A man who answered the phone at a Connecticut number for WSP said he could not answer questions about the report and then hung up. A spokesperson for the firm in Montreal did not immediately respond to an email requesting comment.

“Many agencies are facing a drop in funding due to expiring pandemic funding and rising costs due to inflation,” the WSP report states.

WSP pointed to a “novel approach” of one agency’s pursuit of “universal access agreements,” defined as partnerships where employers pay an annual fee to cover their workers’ fares to commute. However, the report does not specify which of the five agencies embraced these initiatives.

RIPTA has already been coordinating with area employers to boost revenue. In January, RIPTA extended its 10x and 28 routes to align with shift schedules at the new Amazon Fulfillment Center off Route 6 in Johnston. In return, Amazon agreed to pay $90,000 annually over the next decade to cover employee fares.

On Wednesday, RIPTA announced that the Omni Providence Hotel First Hotel Group had agreed to partially subsidize fares for 216 employees who work at Rhode Island’s largest hotel. Passes for the general public cost $70, but the pass costs $65 for participants in the “Wave to Work” program. Raposo Perry said the hotel will pay $45 per monthly pass, while hotel employees pay the remaining $20 balance for unlimited bus rides.

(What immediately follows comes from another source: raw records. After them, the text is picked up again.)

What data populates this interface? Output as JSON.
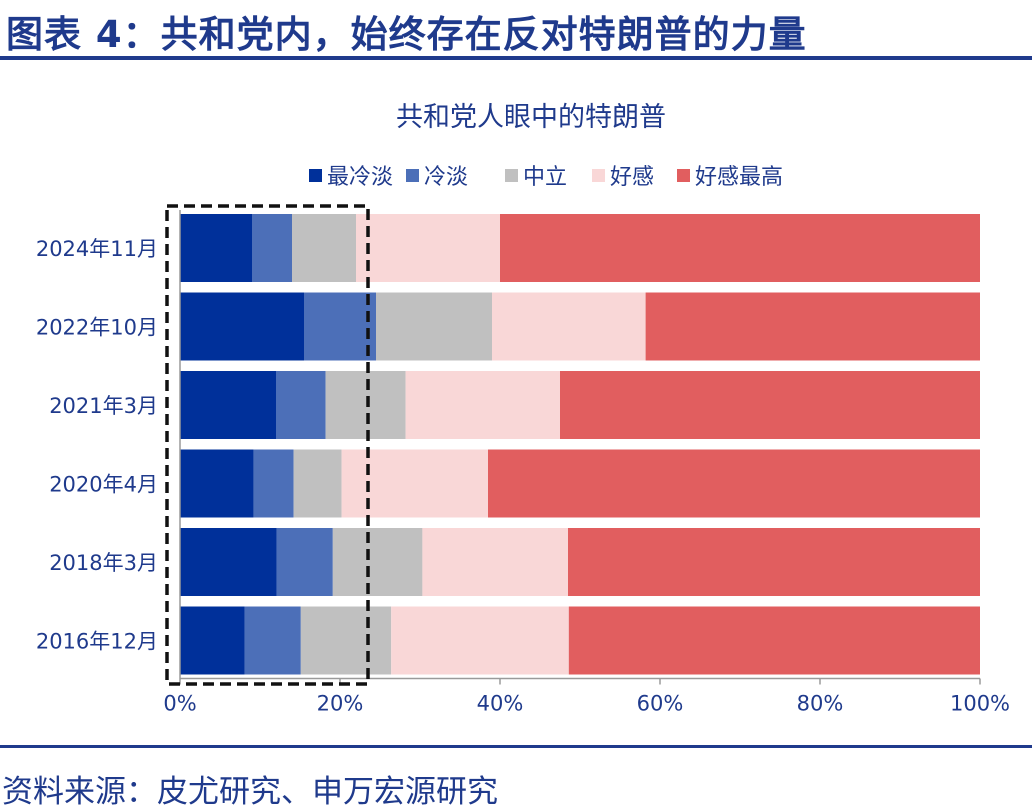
{
  "figure_title": "图表 4：共和党内，始终存在反对特朗普的力量",
  "source_note": "资料来源：皮尤研究、申万宏源研究",
  "chart_data": {
    "type": "bar",
    "orientation": "horizontal",
    "stacked": "percent",
    "title": "共和党人眼中的特朗普",
    "categories": [
      "2024年11月",
      "2022年10月",
      "2021年3月",
      "2020年4月",
      "2018年3月",
      "2016年12月"
    ],
    "series": [
      {
        "name": "最冷淡",
        "color": "#00309a",
        "values": [
          9,
          15.5,
          12,
          9.2,
          12.1,
          8.1
        ]
      },
      {
        "name": "冷淡",
        "color": "#4c6fb8",
        "values": [
          5,
          9,
          6.2,
          5,
          7,
          7
        ]
      },
      {
        "name": "中立",
        "color": "#c0c0c0",
        "values": [
          8,
          14.5,
          10,
          6,
          11.2,
          11.3
        ]
      },
      {
        "name": "好感",
        "color": "#f9d7d7",
        "values": [
          18,
          19.2,
          19.3,
          18.3,
          18.2,
          22.2
        ]
      },
      {
        "name": "好感最高",
        "color": "#e15e5f",
        "values": [
          60,
          41.8,
          52.5,
          61.5,
          51.5,
          51.4
        ]
      }
    ],
    "xlim": [
      0,
      100
    ],
    "x_ticks": [
      "0%",
      "20%",
      "40%",
      "60%",
      "80%",
      "100%"
    ],
    "legend_position": "top",
    "grid": false,
    "annotation": "dashed box around the 最冷淡, 冷淡 and 中立 segments"
  }
}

Legislators have proposed their own measures to close RIPTA’s deficit. That includes legislation that would put a $100 million transit bond on the 2026 ballot, upping the agency’s share of the gas tax, and added rideshare fees that would go directly toward funding mass transit.

Transit advocates have also pointed to resolutions introduced in the House and Senate in late February that would appropriate the full $32.6 million to keep the agency afloat for another year.

But the Rhode Island General Assembly is facing significant challenges with a budget deficit and potentially devastating federal funding cuts with just weeks to go before the end of the 2025 legislative session.

Among them, a $17.8 million budget shortfall for the state’s homelessness services and an additional $15 million to cover proposed pay raises for state troopers and correctional officers.. The state will also have to make up a $24 million shortfall in education aid to local school districts in its fiscal 2025 and 26 budgets after a correction was made to data on the number of students in poverty.